Orang-orang seperti saya terkadang membayangkan pria berusia 70 tahun dengan tulang rusuk yang menonjol sedang diresusitasi selama 20 menit oleh tim yang terdiri dari 10 dokter dan perawat saat dia berjalan terhuyung-huyung antara hidup dan mati, dan darah mengisi saluran pernapasannya, atau mungkin itu saja. tabung lain, tetapi saya tidak bisa bertanya karena mesin berbunyi bip dan staf tentu saja sibuk.

Saya akan menghabiskan beberapa menit di sana-sini untuk menelusuri halaman penulis saya di Jpost.com sambil memikirkan kembali ke “Dengan hanya sekitar 300 kasus, mengapa Israel hampir terkunci?” dan “Apakah Israel mengeringkan bak mandi dengan keran yang mengalir jika terkait dengan COVID-19?” dan “Siapa oleh gempa bumi dan siapa oleh wabah (virus korona)?” Kemudian saya akan mengklik X di pojok kanan atas, menegur diri saya sendiri – “tetap fokus” – dan lanjutkan hari saya.
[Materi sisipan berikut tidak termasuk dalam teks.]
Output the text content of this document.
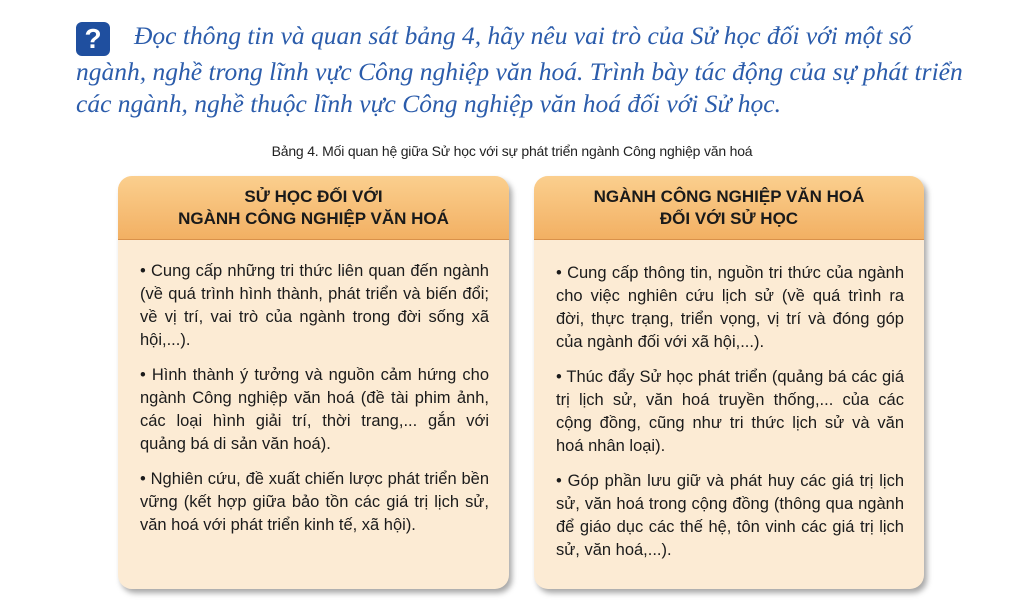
? Đọc thông tin và quan sát bảng 4, hãy nêu vai trò của Sử học đối với một số ngành, nghề trong lĩnh vực Công nghiệp văn hoá. Trình bày tác động của sự phát triển các ngành, nghề thuộc lĩnh vực Công nghiệp văn hoá đối với Sử học.

Bảng 4. Mối quan hệ giữa Sử học với sự phát triển ngành Công nghiệp văn hoá
SỬ HỌC ĐỐI VỚI
NGÀNH CÔNG NGHIỆP VĂN HOÁ

• Cung cấp những tri thức liên quan đến ngành (về quá trình hình thành, phát triển và biến đổi; về vị trí, vai trò của ngành trong đời sống xã hội,...).

• Hình thành ý tưởng và nguồn cảm hứng cho ngành Công nghiệp văn hoá (đề tài phim ảnh, các loại hình giải trí, thời trang,... gắn với quảng bá di sản văn hoá).

• Nghiên cứu, đề xuất chiến lược phát triển bền vững (kết hợp giữa bảo tồn các giá trị lịch sử, văn hoá với phát triển kinh tế, xã hội).

NGÀNH CÔNG NGHIỆP VĂN HOÁ
ĐỐI VỚI SỬ HỌC

• Cung cấp thông tin, nguồn tri thức của ngành cho việc nghiên cứu lịch sử (về quá trình ra đời, thực trạng, triển vọng, vị trí và đóng góp của ngành đối với xã hội,...).

• Thúc đẩy Sử học phát triển (quảng bá các giá trị lịch sử, văn hoá truyền thống,... của các cộng đồng, cũng như tri thức lịch sử và văn hoá nhân loại).

• Góp phần lưu giữ và phát huy các giá trị lịch sử, văn hoá trong cộng đồng (thông qua ngành để giáo dục các thế hệ, tôn vinh các giá trị lịch sử, văn hoá,...).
Akan ada tebing lain dan saya akan berdiri di puncaknya. Saya akan melihat pemandangan indah di bawah saya tetapi tidak dapat melompat dan merangkul sensasi karena rasanya sedikit lebih aman berpegangan pada bebatuan untuk kehidupan yang menyenangkan.

Coronavirus mengajari saya untuk menghargai kehidupan tetapi juga membuatnya sedikit lebih sulit. 

Penulis adalah kepala analis strategi dan virus korona untuk The Jerusalem Post Group.